So for all of you who question the feminine wardrobe choices of my rough and tumble, mud puddle, truck, dinosaur and tool loving son, you might be amused to know that every time you buy my daughter something cute and girly, you are inadvertently encouraging him to make girly clothes choices. The reason being that my sweet boy wants to match his sister, so if she's wearing strawberries, I need to find him something with strawberries on it. If she has butterflies, he needs to wear lady bugs, etc etc, today they are both wearing stripes. So I guess they're going to take turns having Tom Boy and Nancy Girl days. 

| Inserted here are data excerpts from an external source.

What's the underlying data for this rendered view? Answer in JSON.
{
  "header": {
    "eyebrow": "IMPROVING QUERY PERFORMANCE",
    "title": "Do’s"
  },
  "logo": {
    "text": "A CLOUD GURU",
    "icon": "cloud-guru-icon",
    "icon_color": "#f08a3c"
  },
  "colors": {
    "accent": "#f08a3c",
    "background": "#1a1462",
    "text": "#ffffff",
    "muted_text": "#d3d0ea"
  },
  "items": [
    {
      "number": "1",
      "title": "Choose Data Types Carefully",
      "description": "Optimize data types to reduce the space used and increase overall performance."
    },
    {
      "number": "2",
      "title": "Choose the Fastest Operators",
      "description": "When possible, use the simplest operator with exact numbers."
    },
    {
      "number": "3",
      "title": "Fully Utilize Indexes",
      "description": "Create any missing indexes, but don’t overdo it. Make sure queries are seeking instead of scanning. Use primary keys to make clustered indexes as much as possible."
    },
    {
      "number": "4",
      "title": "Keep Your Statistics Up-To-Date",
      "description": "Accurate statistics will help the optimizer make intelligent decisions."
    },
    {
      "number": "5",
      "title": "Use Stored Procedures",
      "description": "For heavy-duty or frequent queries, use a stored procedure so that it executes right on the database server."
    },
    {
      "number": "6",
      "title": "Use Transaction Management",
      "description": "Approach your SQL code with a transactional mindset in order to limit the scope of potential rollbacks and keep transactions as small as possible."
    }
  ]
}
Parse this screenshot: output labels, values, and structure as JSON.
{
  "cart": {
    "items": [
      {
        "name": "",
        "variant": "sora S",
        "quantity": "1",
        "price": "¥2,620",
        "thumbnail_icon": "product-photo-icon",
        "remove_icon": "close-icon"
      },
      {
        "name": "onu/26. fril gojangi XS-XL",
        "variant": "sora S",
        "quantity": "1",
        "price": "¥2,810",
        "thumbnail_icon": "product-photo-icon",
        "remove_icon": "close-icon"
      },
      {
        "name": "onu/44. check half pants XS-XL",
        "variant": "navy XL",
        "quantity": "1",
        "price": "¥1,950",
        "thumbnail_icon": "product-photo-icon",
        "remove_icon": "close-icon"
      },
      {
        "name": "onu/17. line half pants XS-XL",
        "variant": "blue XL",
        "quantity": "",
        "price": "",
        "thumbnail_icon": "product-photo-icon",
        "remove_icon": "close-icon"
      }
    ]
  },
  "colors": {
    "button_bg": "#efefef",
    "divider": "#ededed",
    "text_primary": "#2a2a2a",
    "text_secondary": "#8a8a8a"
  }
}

I don't have pictures, but Walter went on two playdates within the last week. One was to his friend whose parents are are Syrian refugees and the other to his friend who is an Eritrean refugee, They actually live in the same apartment block, just one stair case over from each other. The contrast was remarkable. His Syrian friend's parents have lived here six years. They're in 12th grade, which is a bit different here, as you graduate from high school at 15 and then have three years of either college prep or technical training. His mom is going on to university and his dad is just finishing up chef training. He's the oldest, his parents speak good Danish and the house looks very Danish. They're Kurds, which I'm starting to get the impression have a lot in common with Jews, so were stateless in Syria and the mom doesn't wear a hijab. They came from Damascus and when the civil war broke out, Walt's friend's grandparents walked across the boarder, hopped a ride to Greece and then made their way up to Denmark to apply for asylum, then flew in all the kids. The food (his mom brought out two new matching platters every 20 minutes) was a mixture of Danish and Syrian snacks. The Syrian snacks reminded me strongly of Jewish food. The whole ceremony felt vaguely familiar. Walt and his buddy went through the kid dance of being all shy in the beginning (his friend, not Wally) and playing together by the end.

In contrast, Walt's Eritrean friend has been here for the same length of time as us. Wally's friend must have started at børnehave just a month before him. She is the youngest of five. The parents are 38. A love match, the dad married very young by Eritrean standards. (Walt's Kurdish friend had an arranged marriage) The dad works at the Kvickly grocery store and the mom will be starting language lessons soon. Back in Africa they were sustenance farmers, or rather the mother was with the extended family, while the dad got drafted into 11 years of military service and pretty much as soon as he got out, he walked to Sudan, drove to Libya, took a boat to Italy and trains up to Denmark where he had to work for three years, before he could send for his family. In contrast to the Kurdish household, which was very secular, everyone here was wearing crosses and the walls were festooned with religious art akin to Russian icons and scripture in some Arabic alphabet. The apartment was devoid of toys and the living room centered on a TV hooked to a computer blasting Eritrean music videos. I'd brought baby clothes for the last play date, since Wally's Kurdish friend will soon have a little sister, this time I'd brought spicy ginger cookies. We were served juice and popcorn and the mom did this complicated coffee ceremony involving roasting beans on a hot plate, grinding them, moving them from one vessel to another and then pouring them over sugar in tiny cups. We also ate a whole meal, mind you this is like 2 in the afternoon...spongy African bread in a bowl with spicy stewed meats of two kinds and more bread to use as a sort of spoon. The whole experience was very exotic and very foreign. It was truly like traveling to a different culture.